Health is not just about exercise and nutrition. As teachers we need to think about other ways to combat stress and improve our sleep. This is where activities such as yoga, breathing practices and meditation can be beneficial. I am guilty of working until quite late in the evening on a regular basis and I’m often using technology which can have a negative impact on my sleep patterns, so I’ll do what I can to combat these negative effects.

Once I have finished work each evening, I’ll spend about 20-30 minutes completely winding down. I do some gentle stretching followed by deep relaxing breathing. This takes me from a sympathetic (stressed) state to a parasympathetic (relaxed) state which helps me avoid going to bed in a heightened state of mind and having a disrupted sleep. Excess technology, caffeine and alcohol can all affect sleep quality and the best way to judge how well you slept is to take note of how you feel when you wake up. Unless you feel energised every morning it is worth looking into your routines before bed.

A simple breathing exercise to try is the ‘box breath’. Sit or lie in a quiet room and, once you are comfortable, start to relax your breathing. Whilst focusing on the breath, inhale for a count of 4, hold the breath for a count of 4, exhale for a count of 4, hold the exhale for a count of 4. Continue this for a minimum of 5 minutes, preferably a lot longer. Your mind might initially try to sabotage the relaxation but be patient and, rather than fighting the thoughts that enter the mind, accept any thoughts and then let them go.

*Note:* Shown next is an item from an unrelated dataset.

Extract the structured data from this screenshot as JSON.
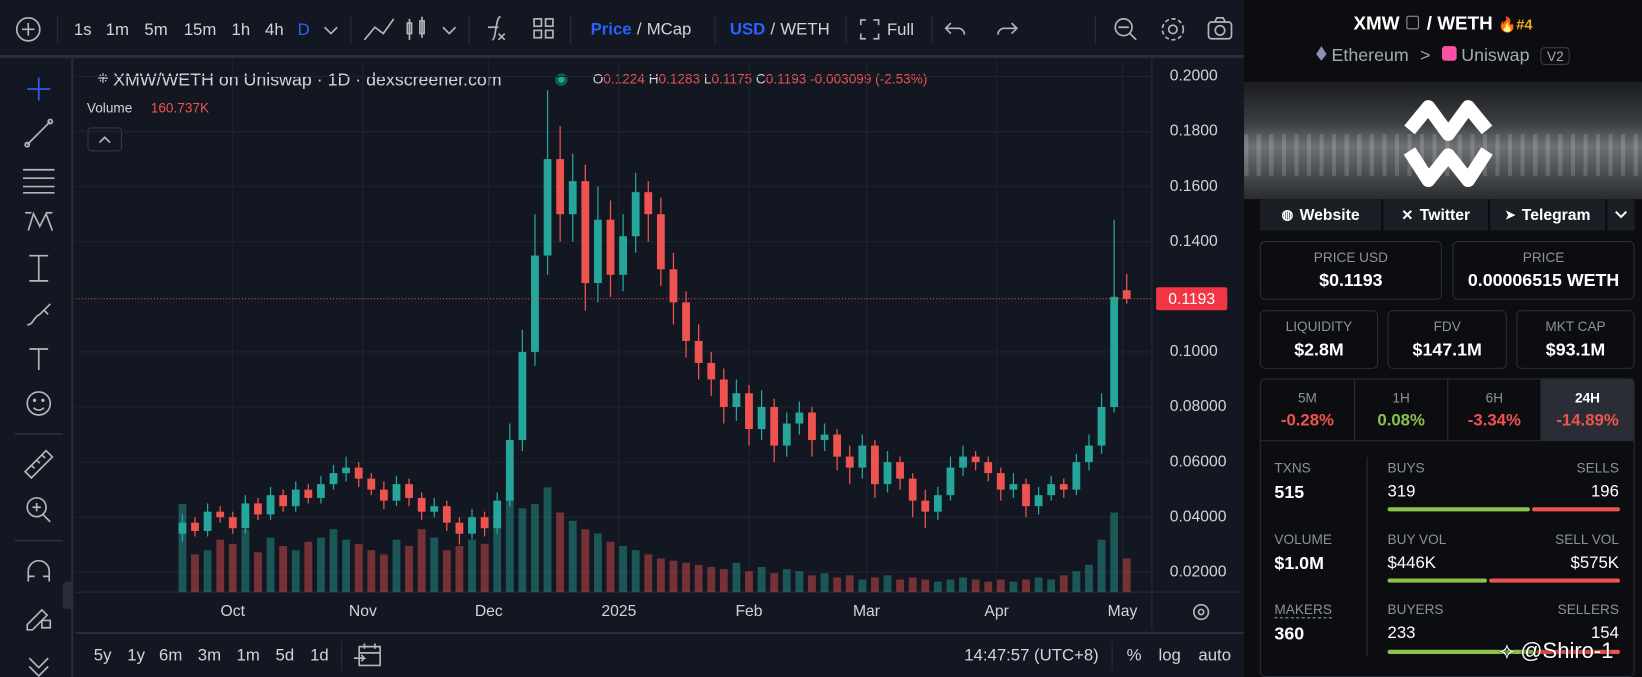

I hear many people say they haven’t got time for exercises like this or think they are boring but it’s no coincidence that most people who make such comments are those who are stressed! We have become so accustomed to remaining in the sympathetic state that being truly relaxed can be an alien feeling. However, as with all healthy practices, once you experience the benefits you will wish that you had made the effort sooner.

Prioritise your health

If you are currently struggling with your health the best advice that I can give is to make a start with small steps. Think about the processes rather than comparing yourself to others or waiting for dramatic changes. We are all very different and face our own challenges, but there are likely some small changes you could make which may have a dramatic impact on your overall health. This may just be committing to walking 10 minutes per day, getting to bed slightly earlier, or even reducing alcohol by a few units per week. Think about your routines and habits and see how you can start to prioritise your health. Once you start looking after your health then all the other aspects of your life will become easier and more enjoyable. I promise you will experience the benefit – and so will the children you teach!